Dia memperkirakan, laju inflasi tahun ini bisa sekitar 7% hingga 8% dan turun di tahun depan menjadi di kisaran 4,5%. "Dengan demikian, tren BI rate akan kembali turun di 2014," kata Yudi.

Head of Research PT Mandiri Manajemen Investasi (MMI), Yusuf Ade Winoto mengatakan, pihaknya juga memperpendek durasi obligasi yang menjadi portofolio, seiring kenaikan imbal hasil di pasar obligasi. Adapun tenor obligasi yang menjadi pilihan sekitar 3 tahun hingga 5 tahun.

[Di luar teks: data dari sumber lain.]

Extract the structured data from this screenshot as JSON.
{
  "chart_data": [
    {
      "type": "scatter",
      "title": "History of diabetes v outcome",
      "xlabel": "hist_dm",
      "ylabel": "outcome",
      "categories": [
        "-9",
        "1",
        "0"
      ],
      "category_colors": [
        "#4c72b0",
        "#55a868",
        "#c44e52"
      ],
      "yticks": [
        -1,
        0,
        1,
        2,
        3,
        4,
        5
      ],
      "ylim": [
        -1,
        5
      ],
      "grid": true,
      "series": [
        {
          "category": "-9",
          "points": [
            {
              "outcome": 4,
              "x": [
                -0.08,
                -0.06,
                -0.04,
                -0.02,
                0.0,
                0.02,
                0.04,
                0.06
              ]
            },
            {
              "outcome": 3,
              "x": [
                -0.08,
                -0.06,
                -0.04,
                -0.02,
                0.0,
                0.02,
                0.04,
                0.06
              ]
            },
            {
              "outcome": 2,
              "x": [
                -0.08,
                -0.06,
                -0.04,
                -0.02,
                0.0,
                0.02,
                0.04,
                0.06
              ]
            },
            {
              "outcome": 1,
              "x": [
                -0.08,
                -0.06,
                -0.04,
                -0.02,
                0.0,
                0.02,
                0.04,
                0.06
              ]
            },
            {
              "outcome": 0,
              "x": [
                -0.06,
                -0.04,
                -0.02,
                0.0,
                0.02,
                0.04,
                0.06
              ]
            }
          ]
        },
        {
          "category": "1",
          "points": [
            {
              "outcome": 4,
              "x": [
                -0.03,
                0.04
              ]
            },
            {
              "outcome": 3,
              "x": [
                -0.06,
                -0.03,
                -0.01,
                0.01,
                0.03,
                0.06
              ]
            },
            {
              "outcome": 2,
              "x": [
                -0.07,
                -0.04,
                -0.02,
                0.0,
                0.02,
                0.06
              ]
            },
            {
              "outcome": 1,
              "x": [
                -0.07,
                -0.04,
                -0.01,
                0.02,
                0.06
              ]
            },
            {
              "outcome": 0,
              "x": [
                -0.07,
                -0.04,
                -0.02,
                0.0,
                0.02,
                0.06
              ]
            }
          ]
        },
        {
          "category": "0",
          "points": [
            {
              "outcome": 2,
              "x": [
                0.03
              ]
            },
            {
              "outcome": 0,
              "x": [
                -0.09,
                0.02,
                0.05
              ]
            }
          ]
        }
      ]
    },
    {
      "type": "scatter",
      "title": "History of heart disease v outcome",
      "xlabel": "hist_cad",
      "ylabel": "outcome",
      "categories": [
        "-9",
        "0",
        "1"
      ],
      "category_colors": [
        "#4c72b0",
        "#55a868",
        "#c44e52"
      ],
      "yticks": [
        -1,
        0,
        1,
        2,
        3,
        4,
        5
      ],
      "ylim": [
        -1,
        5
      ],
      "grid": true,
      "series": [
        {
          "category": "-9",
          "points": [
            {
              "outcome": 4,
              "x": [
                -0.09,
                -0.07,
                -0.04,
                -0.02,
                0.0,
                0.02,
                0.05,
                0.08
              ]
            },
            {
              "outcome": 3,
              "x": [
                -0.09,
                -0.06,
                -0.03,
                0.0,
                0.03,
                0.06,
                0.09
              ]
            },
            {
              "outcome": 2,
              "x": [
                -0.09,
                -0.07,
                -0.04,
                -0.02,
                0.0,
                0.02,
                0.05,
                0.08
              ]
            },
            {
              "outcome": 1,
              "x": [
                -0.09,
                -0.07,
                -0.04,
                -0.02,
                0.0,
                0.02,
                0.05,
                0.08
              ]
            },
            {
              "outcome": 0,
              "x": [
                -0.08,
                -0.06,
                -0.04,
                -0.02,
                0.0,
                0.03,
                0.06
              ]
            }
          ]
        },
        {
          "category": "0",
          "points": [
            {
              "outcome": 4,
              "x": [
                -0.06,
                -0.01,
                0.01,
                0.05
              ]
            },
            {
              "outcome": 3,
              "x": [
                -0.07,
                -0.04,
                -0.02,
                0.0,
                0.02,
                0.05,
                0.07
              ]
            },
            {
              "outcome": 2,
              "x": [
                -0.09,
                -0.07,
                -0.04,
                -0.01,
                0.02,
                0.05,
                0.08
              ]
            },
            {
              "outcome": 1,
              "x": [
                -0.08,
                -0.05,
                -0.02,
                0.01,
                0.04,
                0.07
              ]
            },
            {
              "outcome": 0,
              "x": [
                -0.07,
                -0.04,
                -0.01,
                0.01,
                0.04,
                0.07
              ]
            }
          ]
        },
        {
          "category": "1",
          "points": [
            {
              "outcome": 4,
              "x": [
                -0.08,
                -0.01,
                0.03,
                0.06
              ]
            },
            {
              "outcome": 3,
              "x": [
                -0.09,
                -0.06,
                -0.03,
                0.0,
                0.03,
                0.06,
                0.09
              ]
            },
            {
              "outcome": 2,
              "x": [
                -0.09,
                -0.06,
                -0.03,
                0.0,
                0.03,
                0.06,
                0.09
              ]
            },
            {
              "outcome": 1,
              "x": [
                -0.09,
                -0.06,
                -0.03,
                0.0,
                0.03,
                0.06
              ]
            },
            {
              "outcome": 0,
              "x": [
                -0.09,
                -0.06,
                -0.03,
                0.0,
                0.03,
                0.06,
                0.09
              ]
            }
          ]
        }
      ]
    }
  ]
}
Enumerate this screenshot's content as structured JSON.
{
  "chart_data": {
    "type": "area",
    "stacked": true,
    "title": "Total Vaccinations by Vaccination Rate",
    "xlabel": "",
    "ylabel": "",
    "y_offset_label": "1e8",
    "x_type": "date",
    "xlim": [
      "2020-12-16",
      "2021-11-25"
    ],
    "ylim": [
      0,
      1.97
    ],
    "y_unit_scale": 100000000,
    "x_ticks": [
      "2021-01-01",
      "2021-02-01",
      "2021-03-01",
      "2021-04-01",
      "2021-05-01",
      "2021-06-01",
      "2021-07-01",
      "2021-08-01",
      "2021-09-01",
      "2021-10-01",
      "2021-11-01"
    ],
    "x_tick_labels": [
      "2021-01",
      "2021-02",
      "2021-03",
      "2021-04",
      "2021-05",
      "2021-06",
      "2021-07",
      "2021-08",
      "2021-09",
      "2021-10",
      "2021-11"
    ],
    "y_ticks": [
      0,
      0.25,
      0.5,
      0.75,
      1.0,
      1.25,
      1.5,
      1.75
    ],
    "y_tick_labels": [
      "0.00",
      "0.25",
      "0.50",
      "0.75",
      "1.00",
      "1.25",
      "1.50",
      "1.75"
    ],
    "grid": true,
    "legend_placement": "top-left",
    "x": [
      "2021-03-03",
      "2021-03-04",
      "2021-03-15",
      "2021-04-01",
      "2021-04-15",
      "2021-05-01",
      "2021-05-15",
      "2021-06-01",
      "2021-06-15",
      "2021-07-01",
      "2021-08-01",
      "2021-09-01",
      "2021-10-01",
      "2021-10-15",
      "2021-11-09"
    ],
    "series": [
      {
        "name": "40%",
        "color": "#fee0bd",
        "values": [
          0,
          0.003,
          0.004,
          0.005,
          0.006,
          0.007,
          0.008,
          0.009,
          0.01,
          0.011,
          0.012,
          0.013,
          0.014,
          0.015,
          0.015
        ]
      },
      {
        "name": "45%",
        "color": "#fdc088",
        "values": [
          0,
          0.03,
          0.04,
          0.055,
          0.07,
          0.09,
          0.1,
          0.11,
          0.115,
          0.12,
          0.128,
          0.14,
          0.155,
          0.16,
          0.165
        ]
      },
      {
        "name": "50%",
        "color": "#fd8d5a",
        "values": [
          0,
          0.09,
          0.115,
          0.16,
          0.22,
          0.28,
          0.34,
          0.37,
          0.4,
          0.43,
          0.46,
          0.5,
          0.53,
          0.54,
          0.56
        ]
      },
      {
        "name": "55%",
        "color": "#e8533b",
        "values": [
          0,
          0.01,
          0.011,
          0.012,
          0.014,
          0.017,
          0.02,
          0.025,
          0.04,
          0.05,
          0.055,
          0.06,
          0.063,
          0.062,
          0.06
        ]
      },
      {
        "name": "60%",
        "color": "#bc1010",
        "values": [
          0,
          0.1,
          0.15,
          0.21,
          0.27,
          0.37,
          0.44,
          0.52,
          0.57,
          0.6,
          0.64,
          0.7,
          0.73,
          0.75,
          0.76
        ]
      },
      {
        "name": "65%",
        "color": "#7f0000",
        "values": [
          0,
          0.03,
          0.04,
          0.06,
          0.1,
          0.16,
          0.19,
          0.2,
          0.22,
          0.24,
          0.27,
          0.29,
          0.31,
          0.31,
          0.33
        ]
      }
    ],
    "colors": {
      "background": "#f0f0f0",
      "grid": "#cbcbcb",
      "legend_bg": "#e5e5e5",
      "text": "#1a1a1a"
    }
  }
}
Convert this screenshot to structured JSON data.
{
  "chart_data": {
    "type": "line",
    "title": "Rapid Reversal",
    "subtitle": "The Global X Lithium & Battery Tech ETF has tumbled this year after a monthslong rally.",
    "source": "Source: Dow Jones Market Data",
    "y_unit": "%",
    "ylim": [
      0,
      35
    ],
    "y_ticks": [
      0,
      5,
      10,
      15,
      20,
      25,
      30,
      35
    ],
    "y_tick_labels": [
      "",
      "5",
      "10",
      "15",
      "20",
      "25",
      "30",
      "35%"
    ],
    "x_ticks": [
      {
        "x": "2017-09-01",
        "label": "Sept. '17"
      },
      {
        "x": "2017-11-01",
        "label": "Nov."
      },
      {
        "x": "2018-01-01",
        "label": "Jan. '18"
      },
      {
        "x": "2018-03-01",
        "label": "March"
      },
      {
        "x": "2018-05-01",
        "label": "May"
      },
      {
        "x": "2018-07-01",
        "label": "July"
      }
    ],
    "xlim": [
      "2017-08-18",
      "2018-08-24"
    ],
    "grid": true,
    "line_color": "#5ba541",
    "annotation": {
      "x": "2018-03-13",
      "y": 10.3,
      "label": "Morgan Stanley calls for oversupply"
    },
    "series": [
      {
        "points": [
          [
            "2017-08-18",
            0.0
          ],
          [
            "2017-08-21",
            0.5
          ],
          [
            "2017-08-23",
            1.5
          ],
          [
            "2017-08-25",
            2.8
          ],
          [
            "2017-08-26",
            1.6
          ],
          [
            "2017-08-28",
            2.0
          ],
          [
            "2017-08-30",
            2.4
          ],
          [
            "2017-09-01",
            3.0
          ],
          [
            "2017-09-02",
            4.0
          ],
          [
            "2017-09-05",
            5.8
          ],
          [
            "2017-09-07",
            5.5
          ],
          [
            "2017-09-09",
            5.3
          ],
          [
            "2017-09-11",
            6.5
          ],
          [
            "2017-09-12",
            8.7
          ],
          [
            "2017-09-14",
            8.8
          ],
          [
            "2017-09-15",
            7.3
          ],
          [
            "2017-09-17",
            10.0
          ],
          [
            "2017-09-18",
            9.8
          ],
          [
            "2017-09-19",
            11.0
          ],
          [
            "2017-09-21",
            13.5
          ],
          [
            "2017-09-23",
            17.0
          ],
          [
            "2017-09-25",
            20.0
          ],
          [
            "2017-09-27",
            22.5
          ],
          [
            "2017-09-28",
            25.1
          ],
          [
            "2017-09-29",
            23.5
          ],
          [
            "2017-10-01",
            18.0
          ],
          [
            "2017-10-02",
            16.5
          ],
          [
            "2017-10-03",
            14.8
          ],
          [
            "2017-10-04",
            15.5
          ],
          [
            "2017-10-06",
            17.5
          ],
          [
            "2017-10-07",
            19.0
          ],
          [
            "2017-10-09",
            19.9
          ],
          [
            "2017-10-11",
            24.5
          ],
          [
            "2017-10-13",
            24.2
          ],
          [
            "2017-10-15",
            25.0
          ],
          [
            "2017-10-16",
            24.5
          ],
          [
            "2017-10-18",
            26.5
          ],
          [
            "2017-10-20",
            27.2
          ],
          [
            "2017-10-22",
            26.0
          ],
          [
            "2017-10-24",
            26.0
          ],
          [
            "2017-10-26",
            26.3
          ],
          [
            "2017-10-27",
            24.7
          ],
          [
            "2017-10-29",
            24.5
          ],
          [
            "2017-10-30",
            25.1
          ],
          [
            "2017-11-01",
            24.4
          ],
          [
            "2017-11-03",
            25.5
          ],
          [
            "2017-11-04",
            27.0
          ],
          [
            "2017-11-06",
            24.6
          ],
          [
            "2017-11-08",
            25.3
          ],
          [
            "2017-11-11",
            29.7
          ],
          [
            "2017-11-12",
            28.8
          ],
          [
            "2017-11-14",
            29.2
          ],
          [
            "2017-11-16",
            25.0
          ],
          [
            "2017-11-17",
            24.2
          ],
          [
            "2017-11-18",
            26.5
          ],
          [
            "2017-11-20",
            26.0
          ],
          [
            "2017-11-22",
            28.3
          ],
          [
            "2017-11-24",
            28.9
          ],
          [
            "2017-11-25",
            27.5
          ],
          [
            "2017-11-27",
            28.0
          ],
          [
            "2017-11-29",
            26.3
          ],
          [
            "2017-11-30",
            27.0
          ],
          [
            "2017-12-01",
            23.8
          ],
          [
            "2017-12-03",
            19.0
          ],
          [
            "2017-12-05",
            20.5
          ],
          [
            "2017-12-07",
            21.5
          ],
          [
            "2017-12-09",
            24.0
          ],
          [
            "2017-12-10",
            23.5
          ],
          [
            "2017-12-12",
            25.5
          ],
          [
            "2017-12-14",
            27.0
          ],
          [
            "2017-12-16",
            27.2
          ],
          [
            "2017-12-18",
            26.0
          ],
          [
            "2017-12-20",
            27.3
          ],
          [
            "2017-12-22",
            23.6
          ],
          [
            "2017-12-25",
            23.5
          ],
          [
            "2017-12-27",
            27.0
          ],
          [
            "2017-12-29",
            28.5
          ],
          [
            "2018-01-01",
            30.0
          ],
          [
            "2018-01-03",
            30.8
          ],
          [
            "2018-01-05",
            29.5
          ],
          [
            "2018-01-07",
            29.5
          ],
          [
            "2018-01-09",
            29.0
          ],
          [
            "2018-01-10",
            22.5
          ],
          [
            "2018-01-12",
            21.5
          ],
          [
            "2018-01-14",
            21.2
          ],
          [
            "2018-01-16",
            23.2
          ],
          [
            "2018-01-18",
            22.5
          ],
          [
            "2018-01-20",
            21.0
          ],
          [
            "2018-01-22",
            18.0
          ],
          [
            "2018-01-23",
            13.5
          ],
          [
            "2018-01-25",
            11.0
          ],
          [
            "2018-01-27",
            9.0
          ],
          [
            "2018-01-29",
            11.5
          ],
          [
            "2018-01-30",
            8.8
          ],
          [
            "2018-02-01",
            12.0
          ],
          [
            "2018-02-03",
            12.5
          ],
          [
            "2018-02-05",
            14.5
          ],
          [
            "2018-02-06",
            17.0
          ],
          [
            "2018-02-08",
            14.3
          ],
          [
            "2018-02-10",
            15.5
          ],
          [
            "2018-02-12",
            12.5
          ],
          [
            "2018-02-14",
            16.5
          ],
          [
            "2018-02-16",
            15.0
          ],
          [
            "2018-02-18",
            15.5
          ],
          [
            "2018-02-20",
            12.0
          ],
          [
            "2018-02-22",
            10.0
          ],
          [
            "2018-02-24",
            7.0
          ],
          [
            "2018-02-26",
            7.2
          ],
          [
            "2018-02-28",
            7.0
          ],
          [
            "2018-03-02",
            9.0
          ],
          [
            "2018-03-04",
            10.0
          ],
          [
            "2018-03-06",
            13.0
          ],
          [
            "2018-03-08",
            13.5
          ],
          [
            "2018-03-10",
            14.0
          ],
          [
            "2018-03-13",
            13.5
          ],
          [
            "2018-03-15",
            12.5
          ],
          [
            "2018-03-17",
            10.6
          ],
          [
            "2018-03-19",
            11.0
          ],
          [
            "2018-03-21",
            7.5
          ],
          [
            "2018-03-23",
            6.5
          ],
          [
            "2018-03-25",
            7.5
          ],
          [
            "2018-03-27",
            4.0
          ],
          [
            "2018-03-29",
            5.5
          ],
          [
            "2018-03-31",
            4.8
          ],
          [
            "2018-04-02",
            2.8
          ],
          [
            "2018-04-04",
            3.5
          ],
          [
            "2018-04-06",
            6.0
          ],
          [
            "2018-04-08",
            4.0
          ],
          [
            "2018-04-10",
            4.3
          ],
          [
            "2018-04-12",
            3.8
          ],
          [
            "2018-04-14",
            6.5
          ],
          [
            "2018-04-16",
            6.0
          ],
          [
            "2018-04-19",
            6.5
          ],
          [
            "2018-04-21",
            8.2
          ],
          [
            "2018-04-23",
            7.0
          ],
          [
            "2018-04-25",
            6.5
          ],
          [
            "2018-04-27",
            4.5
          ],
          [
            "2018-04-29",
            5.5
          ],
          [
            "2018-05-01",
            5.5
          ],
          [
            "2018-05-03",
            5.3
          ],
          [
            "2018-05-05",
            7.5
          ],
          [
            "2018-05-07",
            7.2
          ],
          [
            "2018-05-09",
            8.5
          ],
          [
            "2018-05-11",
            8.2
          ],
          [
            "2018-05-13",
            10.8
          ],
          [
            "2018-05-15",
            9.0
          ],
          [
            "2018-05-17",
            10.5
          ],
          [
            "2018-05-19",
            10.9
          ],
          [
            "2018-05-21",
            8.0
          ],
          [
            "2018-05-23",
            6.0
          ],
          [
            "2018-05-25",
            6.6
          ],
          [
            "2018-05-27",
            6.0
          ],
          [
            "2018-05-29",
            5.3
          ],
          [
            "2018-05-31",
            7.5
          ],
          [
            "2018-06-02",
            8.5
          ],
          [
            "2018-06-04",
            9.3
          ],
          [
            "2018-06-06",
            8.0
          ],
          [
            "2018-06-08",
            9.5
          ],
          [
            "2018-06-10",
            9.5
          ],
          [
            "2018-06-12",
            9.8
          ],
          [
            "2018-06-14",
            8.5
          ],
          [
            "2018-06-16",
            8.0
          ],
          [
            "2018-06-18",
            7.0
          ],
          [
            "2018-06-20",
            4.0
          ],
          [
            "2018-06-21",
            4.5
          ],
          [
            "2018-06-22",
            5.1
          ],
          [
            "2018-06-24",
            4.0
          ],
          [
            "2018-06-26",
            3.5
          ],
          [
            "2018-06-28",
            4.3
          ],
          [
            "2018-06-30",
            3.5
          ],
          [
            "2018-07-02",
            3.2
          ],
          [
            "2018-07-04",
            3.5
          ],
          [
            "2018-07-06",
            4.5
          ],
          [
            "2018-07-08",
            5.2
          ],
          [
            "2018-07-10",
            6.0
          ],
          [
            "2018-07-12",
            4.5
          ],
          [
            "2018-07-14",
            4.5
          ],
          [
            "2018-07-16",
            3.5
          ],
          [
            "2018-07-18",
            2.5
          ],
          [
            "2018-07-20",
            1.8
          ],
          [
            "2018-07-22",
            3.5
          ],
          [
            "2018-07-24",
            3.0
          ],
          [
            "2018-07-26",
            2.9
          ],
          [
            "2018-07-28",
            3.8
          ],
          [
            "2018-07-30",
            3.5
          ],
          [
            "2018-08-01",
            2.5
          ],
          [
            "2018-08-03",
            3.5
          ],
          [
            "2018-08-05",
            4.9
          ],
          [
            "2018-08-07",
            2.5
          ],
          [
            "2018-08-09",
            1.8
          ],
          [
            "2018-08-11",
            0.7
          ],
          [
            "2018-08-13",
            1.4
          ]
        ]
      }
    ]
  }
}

Yusuf mengatakan, pihaknya tidak banyak melakukan rebalancing untuk reksadana terproteksi, karena return-nya sudah dikunci hingga jatuh tempo. "Sebagian besar kami lakukan rebalancing untuk reksadana pendapatan tetap," kata Yusuf.

Yusuf menambahkan, untuk obligasi korporasi, pihaknya memprioritaskan pada obligasi yang memiliki imbal hasil yang menarik, kupon tinggi, berperingkat minimal A dengan likuditas yang tebal. Untuk instrumen ini, pihaknya juga memilih tenor pendek dan menengah sekitar 3 tahun hingga 5 tahun. "Untuk obligasi korporasi, tidak kami trading-kan karena pasarnya tidak likuid," ujar Yusuf.

Analis Infovesta Utama Viliawati mengatakan hal senada. Menurut dia, imbas kenaikan BI rate ditambah pelemahan nilai tukar rupiah terhadap dollar Amerika Serikat (AS) mengakibatkan kenaikan yield terutama obligasi pemerintah untuk tenor panjang. "Sehingga untuk mengurangi dampak negatif dari penurunan harga obligasi, manajer investasi umumnya akan memilih obligasi dengan tenor pendek atau obligasi korporasi," kata Vilia.

Vilia menduga, para manajer investasi juga akan memilih obligasi korporasi berdurasi pendek. Langkah itu dilakukan dengan tujuan untuk mengantisipasi penurunan harga obligasi akibat kenaikan suku bunga dan potensi inflasi yang masih tinggi beberapa bulan mendatang. "Faktor likuiditas transaksi dan fundamental emiten obligasi juga perlu dipertimbangkan oleh manajer investasi," tambah Vilia.

Naiknya BI rate diperkirakan akan mempengaruhi kinerja reksadana pendapatan tetap. Imbal hasil produk reksadana dengan mayoritas aset dasar obligasi itu diduga terancam menyusut akibat harga obligasi yang tertekan. Vilia memperkirakan, rata-rata return reksadana pendapatan tetap tahun ini sekitar 5% hingga 7%.